In maart 1944 schreef hij een radiospeech voor minister Bolkestein van Onderwijs, waarin deze de oprichting van het Riod aankondigde en luisteraars opriep hun dagboeken en brieven te bewaren. ‘Eerst als wij er in slagen dit eenvoudige, dagelijkse materiaal in overstelpende hoeveelheden bijeen te brengen, eerst dan zal het tafereel van deze vrijheidsstrijd geschilderd kunnen worden in volle glorie en glans.’ Die glans en glorie zijn er in de loop der jaren wel een beetje afgegaan, zoals de kwestie Campert maar weer eens bewijst. Onze heldhaftigheid viel beter bezien wat tegen. Maar die overstelpende hoeveelheden materiaal, al die brieven en dagboeken, die zijn er gekomen.
Geheime verzameling
Eenmaal terug in Nederland, kort na de bevrijding, kwam De Jong tot de ontdekking dat iemand hem voor was geweest. De Amsterdamse hoogleraar Nico Posthumus, bij wie De Jong nog college geschiedenis had gevolgd, had tijdens de oorlog precies hetzelfde idee gehad en was al voortvarend begonnen met het aanleggen van een geheime verzameling documenten. Posthumus had eerder een historisch instituut opgericht (het Internationaal Instituut voor Sociale Geschiedenis) en wist dus een beetje hoe je zoiets moest aanpakken. Niet gehinderd door de bezetter overlegde hij vast met een ambtenaar, op het ministerie van Onderwijs, terwijl de oorlog nog in volle gang was.

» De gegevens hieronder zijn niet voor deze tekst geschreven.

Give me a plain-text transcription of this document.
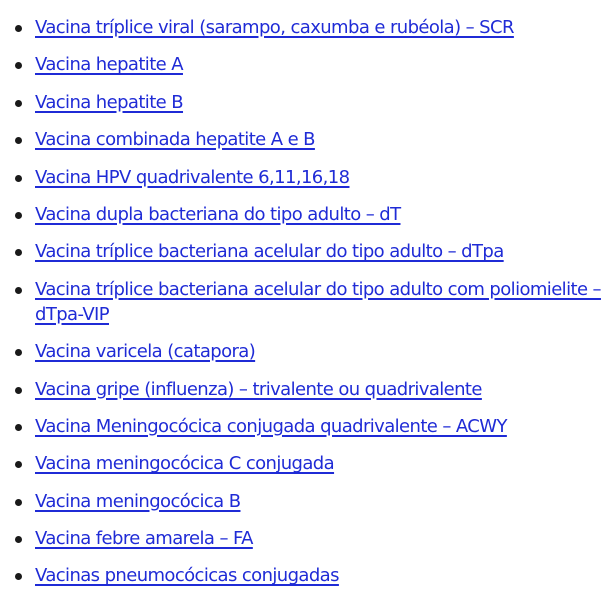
Vacina tríplice viral (sarampo, caxumba e rubéola) – SCR
Vacina hepatite A
Vacina hepatite B
Vacina combinada hepatite A e B
Vacina HPV quadrivalente 6,11,16,18
Vacina dupla bacteriana do tipo adulto – dT
Vacina tríplice bacteriana acelular do tipo adulto – dTpa
Vacina tríplice bacteriana acelular do tipo adulto com poliomielite – dTpa-VIP
Vacina varicela (catapora)
Vacina gripe (influenza) – trivalente ou quadrivalente
Vacina Meningocócica conjugada quadrivalente – ACWY
Vacina meningocócica C conjugada
Vacina meningocócica B
Vacina febre amarela – FA
Vacinas pneumocócicas conjugadas
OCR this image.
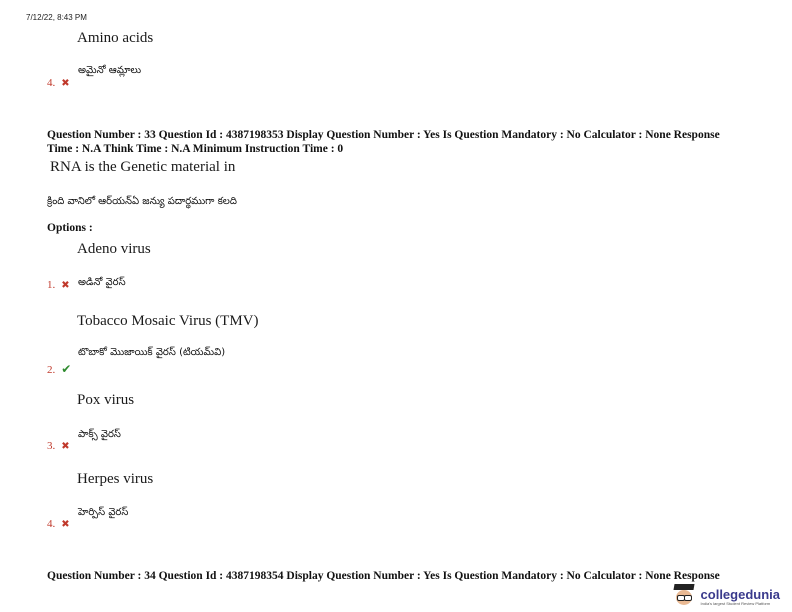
7/12/22, 8:43 PM
Amino acids
అమైనో ఆమ్లాలు
4. ✖
Question Number : 33 Question Id : 4387198353 Display Question Number : Yes Is Question Mandatory : No Calculator : None Response
Time : N.A Think Time : N.A Minimum Instruction Time : 0
RNA is the Genetic material in
క్రింది వానిలో ఆర్‌యన్‌ఏ జన్యు పదార్థముగా కలది
Options :
Adeno virus
1. ✖ అడినో వైరస్
Tobacco Mosaic Virus (TMV)
టొబాకో మొజాయిక్ వైరస్ (టియమ్‌వి)
2. ✔
Pox virus
పాక్స్ వైరస్
3. ✖
Herpes virus
హెర్పిస్ వైరస్
4. ✖
Question Number : 34 Question Id : 4387198354 Display Question Number : Yes Is Question Mandatory : No Calculator : None Response
collegedunia
India's largest Student Review Platform
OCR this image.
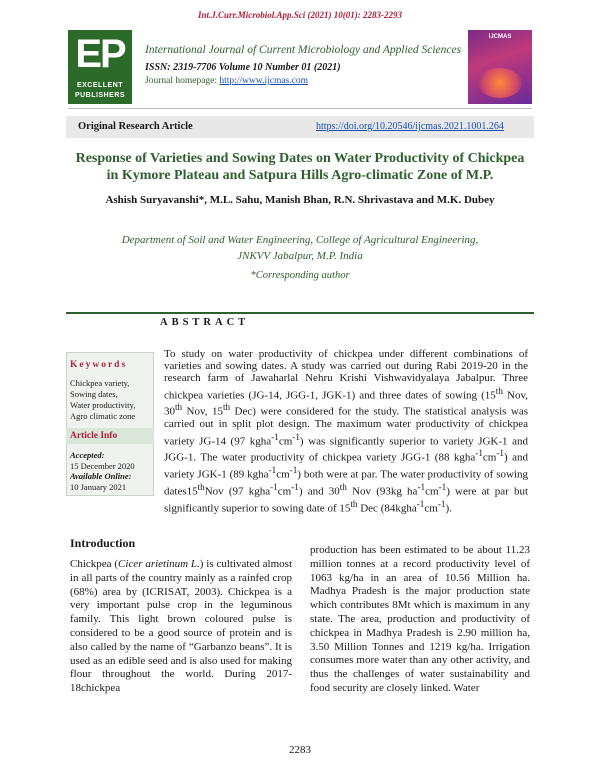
Int.J.Curr.Microbiol.App.Sci (2021) 10(01): 2283-2293
EP
EXCELLENT
PUBLISHERS
IJCMAS
International Journal of Current Microbiology and Applied Sciences
ISSN: 2319-7706 Volume 10 Number 01 (2021)
Journal homepage: http://www.ijcmas.com
Original Research Article	https://doi.org/10.20546/ijcmas.2021.1001.264
Response of Varieties and Sowing Dates on Water Productivity of Chickpea in Kymore Plateau and Satpura Hills Agro-climatic Zone of M.P.
Ashish Suryavanshi*, M.L. Sahu, Manish Bhan, R.N. Shrivastava and M.K. Dubey
Department of Soil and Water Engineering, College of Agricultural Engineering,
JNKVV Jabalpur, M.P. India
*Corresponding author
ABSTRACT
Keywords
Chickpea variety,
Sowing dates,
Water productivity,
Agro climatic zone
Article Info
Accepted:
15 December 2020
Available Online:
10 January 2021
To study on water productivity of chickpea under different combinations of varieties and sowing dates. A study was carried out during Rabi 2019-20 in the research farm of Jawaharlal Nehru Krishi Vishwavidyalaya Jabalpur. Three chickpea varieties (JG-14, JGG-1, JGK-1) and three dates of sowing (15th Nov, 30th Nov, 15th Dec) were considered for the study. The statistical analysis was carried out in split plot design. The maximum water productivity of chickpea variety JG-14 (97 $kgha^{-1}cm^{-1}$) was significantly superior to variety JGK-1 and JGG-1. The water productivity of chickpea variety JGG-1 (88 $kgha^{-1}cm^{-1}$) and variety JGK-1 (89 $kgha^{-1}cm^{-1}$) both were at par. The water productivity of sowing dates15thNov (97 $kgha^{-1}cm^{-1}$) and 30th Nov (93kg $ha^{-1}cm^{-1}$) were at par but significantly superior to sowing date of 15th Dec $(84kgha^{-1}cm^{-1})$.
Introduction
Chickpea (Cicer arietinum L.) is cultivated almost in all parts of the country mainly as a rainfed crop (68%) area by (ICRISAT, 2003). Chickpea is a very important pulse crop in the leguminous family. This light brown coloured pulse is considered to be a good source of protein and is also called by the name of “Garbanzo beans”. It is used as an edible seed and is also used for making flour throughout the world. During 2017-18chickpea
production has been estimated to be about 11.23 million tonnes at a record productivity level of 1063 kg/ha in an area of 10.56 Million ha. Madhya Pradesh is the major production state which contributes 8Mt which is maximum in any state. The area, production and productivity of chickpea in Madhya Pradesh is 2.90 million ha, 3.50 Million Tonnes and 1219 kg/ha. Irrigation consumes more water than any other activity, and thus the challenges of water sustainability and food security are closely linked. Water
2283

Drie dagen na de bevrijding had Posthumus het Riod opgericht. Hij had alles voor elkaar: er was een bestuur - keurig verzuild, zoals het hoorde - er was een pand aan de Herengracht in Amsterdam en er waren al een paar medewerkers. Hij zocht alleen nog iemand voor de dagelijkse leiding en wie lag er meer voor de hand dan Loe de Jong? Eigenlijk was de zaak snel beklonken, ware het niet dat Posthumus een wat karig salaris bood. De Jong zegt achteraf gedecideerd: ‘We hadden in Londen bijzonder prettig gewoond en ook voldoende inkomsten gehad, want je betaalde geen inkomstenbelasting. Ik zei dus: “Ik ben wel bereid om te komen, maar voor zevenduizend gulden”.’ Dat was precies het dubbele van wat Posthumus had geboden. Maar De Jong kreeg zijn zin - zoals meestal, zou later blijken - en het grote werk kon beginnen.
Continue stroom
De eerste jaren stonden in het teken van het grote verzamelen. Wekelijks deed De Jong een oproep op de radio. Dagboeken, brieven, foto’s, kranten, boeken, posters, tijdschriften, kilometers papier van de bezetter: er was een continue stroom van ongeordend papier naar het instituut op de Herengracht, en naar de dependances in Den Haag en Batavia. Wat niet vanzelf kwam haalde De Jong desnoods persoonlijk op. Met zijn adjunct-directeur Dolf Cohen reed hij in geleend militair uniform naar Duitsland, om triomfantelijk terug te keren met een vrachtwagen vol kostbaar archief.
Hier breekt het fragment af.